“This is why alchemy exists,” the boy said. “So that everyone will search for his treasure, find it, and then want to be better than he was in his former life. Lead will play its role until the world has no further need for lead; and then lead will have to turn itself into gold.
That’s what alchemists do. They show that, when we strive to become better than we are, everything around us becomes better, too.”
— Paulo Coelho, The Alchemist
I am currently getting ready for my final solo show of the year, this one at the Kada Gallery in Erie, PA, opening November 16th. I am calling this show Alchemy, from the ancient and mysterious practice ( I use the word practice to describe it because I am not sure how to categorize it as it is not really a science as we know it) that is defined by its stated goals of turning base metals into gold or silver and creating an elixir that would give man’s life great longevity, possibly immortality. Most of us likely think of it in terms of some wild-eyed scientist trying to find a way to transform lead into gold.

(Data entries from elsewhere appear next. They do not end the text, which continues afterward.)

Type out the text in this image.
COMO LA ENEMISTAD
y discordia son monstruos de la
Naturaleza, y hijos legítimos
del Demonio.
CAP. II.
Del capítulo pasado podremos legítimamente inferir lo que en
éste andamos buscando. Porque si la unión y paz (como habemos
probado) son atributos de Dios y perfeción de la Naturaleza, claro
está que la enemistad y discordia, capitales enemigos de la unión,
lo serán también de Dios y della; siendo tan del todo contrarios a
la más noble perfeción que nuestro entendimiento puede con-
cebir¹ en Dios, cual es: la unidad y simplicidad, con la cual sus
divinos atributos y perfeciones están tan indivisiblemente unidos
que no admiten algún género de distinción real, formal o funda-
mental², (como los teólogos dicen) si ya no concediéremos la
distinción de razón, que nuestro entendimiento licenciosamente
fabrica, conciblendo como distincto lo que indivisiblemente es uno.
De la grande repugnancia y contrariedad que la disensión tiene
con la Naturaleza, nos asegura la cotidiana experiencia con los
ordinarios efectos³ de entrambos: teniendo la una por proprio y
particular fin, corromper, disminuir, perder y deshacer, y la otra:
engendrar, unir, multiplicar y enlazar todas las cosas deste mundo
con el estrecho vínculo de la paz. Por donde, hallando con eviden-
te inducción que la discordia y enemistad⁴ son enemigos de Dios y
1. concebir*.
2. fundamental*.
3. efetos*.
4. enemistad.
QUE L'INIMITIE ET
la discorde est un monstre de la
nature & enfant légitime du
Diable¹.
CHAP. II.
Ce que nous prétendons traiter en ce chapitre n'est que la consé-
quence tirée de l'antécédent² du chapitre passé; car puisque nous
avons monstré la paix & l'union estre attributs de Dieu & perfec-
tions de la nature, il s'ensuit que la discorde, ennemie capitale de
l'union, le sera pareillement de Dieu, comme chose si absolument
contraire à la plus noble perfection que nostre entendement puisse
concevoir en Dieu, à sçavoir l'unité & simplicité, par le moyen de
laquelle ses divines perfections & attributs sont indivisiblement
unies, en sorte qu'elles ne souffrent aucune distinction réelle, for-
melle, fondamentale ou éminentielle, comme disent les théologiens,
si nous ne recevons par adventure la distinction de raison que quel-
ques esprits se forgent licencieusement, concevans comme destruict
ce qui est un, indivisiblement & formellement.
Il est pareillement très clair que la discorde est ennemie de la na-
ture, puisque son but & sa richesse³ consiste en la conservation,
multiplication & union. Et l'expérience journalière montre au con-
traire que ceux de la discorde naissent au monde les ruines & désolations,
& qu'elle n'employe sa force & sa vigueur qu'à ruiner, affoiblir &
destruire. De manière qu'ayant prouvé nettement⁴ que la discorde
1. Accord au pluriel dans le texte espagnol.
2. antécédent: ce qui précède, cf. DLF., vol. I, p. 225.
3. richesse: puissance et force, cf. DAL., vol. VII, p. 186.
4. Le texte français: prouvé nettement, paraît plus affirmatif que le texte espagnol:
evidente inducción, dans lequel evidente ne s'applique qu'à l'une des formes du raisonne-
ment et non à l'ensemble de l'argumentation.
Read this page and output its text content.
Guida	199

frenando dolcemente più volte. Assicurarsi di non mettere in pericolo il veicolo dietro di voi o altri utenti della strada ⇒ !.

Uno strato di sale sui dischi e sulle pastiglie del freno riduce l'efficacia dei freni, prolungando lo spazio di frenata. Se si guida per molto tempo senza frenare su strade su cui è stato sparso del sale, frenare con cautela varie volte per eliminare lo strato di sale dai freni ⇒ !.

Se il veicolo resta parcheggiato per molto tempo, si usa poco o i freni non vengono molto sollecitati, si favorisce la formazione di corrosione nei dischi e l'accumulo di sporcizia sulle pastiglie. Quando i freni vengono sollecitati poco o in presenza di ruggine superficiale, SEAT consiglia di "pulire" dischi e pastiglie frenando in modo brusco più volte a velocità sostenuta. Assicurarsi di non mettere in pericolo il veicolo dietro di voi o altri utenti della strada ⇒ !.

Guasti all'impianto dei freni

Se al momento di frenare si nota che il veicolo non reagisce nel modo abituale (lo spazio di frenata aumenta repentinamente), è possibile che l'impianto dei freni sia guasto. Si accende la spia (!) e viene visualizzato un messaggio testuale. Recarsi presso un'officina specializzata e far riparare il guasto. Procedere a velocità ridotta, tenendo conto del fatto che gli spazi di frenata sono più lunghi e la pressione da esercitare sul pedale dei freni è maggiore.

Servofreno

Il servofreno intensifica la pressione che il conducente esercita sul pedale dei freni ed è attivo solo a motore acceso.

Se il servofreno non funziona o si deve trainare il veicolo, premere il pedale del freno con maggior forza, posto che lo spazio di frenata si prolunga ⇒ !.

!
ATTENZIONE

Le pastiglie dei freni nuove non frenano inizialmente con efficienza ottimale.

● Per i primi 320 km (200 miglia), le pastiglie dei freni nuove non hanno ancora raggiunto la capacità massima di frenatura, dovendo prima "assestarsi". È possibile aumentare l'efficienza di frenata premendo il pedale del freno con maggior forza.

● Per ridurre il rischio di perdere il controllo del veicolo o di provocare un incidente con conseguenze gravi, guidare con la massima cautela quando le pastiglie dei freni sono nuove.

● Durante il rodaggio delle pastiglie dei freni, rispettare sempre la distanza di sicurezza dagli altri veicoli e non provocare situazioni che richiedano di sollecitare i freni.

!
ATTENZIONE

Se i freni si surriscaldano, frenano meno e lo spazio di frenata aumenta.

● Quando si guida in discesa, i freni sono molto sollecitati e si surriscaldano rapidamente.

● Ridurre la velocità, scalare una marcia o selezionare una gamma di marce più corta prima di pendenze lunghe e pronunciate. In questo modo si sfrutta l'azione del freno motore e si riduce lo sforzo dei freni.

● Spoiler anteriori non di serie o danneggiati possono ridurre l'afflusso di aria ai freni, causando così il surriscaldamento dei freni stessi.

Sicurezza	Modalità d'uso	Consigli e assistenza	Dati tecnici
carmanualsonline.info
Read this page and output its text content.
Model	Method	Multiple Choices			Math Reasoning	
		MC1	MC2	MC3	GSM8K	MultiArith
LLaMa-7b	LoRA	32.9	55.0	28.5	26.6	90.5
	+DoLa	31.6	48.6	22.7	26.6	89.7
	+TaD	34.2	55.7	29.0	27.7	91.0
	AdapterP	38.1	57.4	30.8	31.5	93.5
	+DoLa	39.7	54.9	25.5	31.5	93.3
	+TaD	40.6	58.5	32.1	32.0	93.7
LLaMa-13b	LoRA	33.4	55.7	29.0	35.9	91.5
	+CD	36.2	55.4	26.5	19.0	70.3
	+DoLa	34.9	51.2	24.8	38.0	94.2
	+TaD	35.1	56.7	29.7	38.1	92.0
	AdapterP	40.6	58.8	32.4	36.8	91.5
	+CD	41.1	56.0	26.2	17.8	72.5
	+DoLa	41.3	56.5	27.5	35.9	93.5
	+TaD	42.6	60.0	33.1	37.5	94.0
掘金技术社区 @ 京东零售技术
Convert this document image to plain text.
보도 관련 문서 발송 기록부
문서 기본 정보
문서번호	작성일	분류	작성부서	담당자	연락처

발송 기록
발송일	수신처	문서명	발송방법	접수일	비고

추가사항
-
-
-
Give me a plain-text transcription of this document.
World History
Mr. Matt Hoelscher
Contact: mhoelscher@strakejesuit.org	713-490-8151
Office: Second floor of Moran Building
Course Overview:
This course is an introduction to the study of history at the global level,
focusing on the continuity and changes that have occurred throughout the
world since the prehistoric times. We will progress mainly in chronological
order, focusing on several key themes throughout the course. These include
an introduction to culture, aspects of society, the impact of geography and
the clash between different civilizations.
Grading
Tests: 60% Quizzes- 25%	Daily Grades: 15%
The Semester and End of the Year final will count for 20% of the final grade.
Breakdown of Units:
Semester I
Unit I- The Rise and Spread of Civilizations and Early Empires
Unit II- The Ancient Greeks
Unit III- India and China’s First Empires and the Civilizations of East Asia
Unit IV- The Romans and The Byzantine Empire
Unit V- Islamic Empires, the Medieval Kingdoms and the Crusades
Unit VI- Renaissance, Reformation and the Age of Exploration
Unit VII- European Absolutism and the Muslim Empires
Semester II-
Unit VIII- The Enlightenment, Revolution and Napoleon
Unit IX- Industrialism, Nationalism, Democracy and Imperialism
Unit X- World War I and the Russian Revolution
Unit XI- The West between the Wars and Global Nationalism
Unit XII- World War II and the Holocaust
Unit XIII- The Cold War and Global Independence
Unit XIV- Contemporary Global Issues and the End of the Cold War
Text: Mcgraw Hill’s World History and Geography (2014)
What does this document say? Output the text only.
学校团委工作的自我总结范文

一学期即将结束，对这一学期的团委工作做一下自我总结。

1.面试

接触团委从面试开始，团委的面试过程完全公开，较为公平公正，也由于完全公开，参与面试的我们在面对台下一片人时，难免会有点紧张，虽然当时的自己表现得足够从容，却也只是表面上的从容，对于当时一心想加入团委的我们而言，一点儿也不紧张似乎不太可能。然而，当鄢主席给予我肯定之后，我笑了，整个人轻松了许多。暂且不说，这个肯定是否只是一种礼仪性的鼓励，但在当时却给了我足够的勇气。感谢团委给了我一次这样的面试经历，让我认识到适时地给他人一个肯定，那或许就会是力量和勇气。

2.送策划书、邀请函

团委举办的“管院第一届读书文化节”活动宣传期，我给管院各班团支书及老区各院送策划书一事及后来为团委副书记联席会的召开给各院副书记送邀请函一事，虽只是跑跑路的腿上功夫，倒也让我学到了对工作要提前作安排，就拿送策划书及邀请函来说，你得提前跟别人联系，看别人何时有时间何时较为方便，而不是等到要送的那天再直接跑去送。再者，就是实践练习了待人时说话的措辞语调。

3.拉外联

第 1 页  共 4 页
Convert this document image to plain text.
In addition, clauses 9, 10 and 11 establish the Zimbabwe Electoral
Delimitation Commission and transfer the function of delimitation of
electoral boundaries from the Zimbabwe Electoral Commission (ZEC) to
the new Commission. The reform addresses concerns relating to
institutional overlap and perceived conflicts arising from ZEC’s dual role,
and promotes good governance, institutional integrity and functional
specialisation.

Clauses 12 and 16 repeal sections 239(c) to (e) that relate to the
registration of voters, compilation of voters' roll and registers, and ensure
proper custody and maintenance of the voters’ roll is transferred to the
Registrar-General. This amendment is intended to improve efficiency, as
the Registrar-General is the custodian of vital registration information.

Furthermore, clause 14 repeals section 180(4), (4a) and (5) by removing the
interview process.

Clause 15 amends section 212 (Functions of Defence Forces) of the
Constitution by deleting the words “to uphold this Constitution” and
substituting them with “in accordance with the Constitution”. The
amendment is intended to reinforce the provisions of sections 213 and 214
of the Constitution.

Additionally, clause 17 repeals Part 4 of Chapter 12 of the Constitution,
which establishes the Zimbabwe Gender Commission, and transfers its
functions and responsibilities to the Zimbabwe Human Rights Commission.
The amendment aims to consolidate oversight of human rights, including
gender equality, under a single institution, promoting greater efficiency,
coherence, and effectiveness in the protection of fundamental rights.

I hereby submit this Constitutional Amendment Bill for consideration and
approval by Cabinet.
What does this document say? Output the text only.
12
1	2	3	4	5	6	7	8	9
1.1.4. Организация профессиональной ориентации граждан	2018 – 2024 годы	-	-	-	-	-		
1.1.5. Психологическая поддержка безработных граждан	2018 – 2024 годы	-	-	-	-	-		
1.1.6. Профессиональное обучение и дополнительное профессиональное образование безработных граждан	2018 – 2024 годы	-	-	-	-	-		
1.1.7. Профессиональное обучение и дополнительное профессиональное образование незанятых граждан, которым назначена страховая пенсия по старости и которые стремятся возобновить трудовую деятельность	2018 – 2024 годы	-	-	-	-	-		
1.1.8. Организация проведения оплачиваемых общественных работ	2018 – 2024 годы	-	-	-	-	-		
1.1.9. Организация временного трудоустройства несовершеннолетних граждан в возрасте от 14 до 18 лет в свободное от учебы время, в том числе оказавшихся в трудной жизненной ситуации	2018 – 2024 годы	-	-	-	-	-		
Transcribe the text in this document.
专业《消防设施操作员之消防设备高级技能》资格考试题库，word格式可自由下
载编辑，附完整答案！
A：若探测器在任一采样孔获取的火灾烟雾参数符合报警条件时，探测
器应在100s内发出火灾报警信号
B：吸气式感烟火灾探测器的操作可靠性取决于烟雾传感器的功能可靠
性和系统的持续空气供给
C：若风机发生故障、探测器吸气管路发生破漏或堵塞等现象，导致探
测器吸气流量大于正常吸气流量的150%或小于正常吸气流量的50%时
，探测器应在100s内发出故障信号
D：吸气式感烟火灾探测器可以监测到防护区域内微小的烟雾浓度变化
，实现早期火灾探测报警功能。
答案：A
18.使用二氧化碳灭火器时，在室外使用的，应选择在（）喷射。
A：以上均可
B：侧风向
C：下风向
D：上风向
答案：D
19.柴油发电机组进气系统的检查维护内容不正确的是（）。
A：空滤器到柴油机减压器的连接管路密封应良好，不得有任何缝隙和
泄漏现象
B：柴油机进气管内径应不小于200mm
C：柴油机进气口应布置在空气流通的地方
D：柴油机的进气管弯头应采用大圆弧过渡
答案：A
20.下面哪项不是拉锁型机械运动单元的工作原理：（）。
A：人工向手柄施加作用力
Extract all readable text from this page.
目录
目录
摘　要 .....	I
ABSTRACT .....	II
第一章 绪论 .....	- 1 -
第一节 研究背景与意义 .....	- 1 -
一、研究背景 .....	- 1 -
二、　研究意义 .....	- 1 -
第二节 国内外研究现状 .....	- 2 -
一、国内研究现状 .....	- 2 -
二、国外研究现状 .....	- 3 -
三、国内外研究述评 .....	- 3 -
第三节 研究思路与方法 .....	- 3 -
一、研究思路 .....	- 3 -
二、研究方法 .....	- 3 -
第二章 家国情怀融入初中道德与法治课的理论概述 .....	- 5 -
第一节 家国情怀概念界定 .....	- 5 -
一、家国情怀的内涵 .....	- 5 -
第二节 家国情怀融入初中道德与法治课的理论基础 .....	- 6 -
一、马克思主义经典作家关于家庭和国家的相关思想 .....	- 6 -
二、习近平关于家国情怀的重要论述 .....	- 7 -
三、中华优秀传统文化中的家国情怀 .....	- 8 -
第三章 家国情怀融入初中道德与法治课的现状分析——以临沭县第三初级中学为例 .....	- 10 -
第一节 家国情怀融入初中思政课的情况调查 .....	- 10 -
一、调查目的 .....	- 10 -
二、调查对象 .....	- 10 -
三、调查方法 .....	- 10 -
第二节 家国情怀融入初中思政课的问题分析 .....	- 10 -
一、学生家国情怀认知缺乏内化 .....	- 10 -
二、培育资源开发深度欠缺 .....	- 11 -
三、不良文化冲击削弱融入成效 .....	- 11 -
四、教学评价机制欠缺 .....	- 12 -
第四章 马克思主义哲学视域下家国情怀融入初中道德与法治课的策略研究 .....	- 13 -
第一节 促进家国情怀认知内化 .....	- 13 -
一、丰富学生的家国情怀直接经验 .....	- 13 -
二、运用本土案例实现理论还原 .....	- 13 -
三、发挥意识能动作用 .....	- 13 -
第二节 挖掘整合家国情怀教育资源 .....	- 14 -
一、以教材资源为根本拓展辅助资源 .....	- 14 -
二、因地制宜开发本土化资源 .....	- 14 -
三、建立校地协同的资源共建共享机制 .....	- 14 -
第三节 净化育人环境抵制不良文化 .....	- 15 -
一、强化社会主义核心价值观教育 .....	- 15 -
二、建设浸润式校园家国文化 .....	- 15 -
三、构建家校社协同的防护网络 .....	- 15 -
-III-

But at the heart of alchemy is the simple concept of the transformation of something ordinary into something more than it initially appears to be. That really strikes home for me. I have often written of sometimes feeling surprised when I finish a piece, as though the end result, the sum of my painting, is often far more than what I have to personally offer in terms of talent or knowledge. Like there is a force beyond me that is arranging these simple elements of this work into something that transcends the ordinariness of the subject or materials or the creator. This feeling has remained a mystery to me for almost twenty years, driving me to write here in hopes of stumbling across words that would adequately describe this transformation of simple paint and paper into something that I sometimes barely recognize as being my own creation, so marked is the difference between the truth of the resulting work and my own truth.
Even as I write this, I can see that my words are inadequate to describe this vaporous process. So I will stop here but will attempt to better capture the mystery of this in the next several weeks in this blog.
The painting at the top is the title piece, Alchemy, for the upcoming show. It is 18″ by 48″ on canvas. I wanted the painting that carried this title to have the things that I think make up this curious transformation– simplicity and symmetry and depth. I think this painting captures these elements and even as I painted it, it started a transformation that continually surprised me. I sit now writing this and this painting sits on an easel in my studio and I am still surprised, even after all of these years, at what has emerged.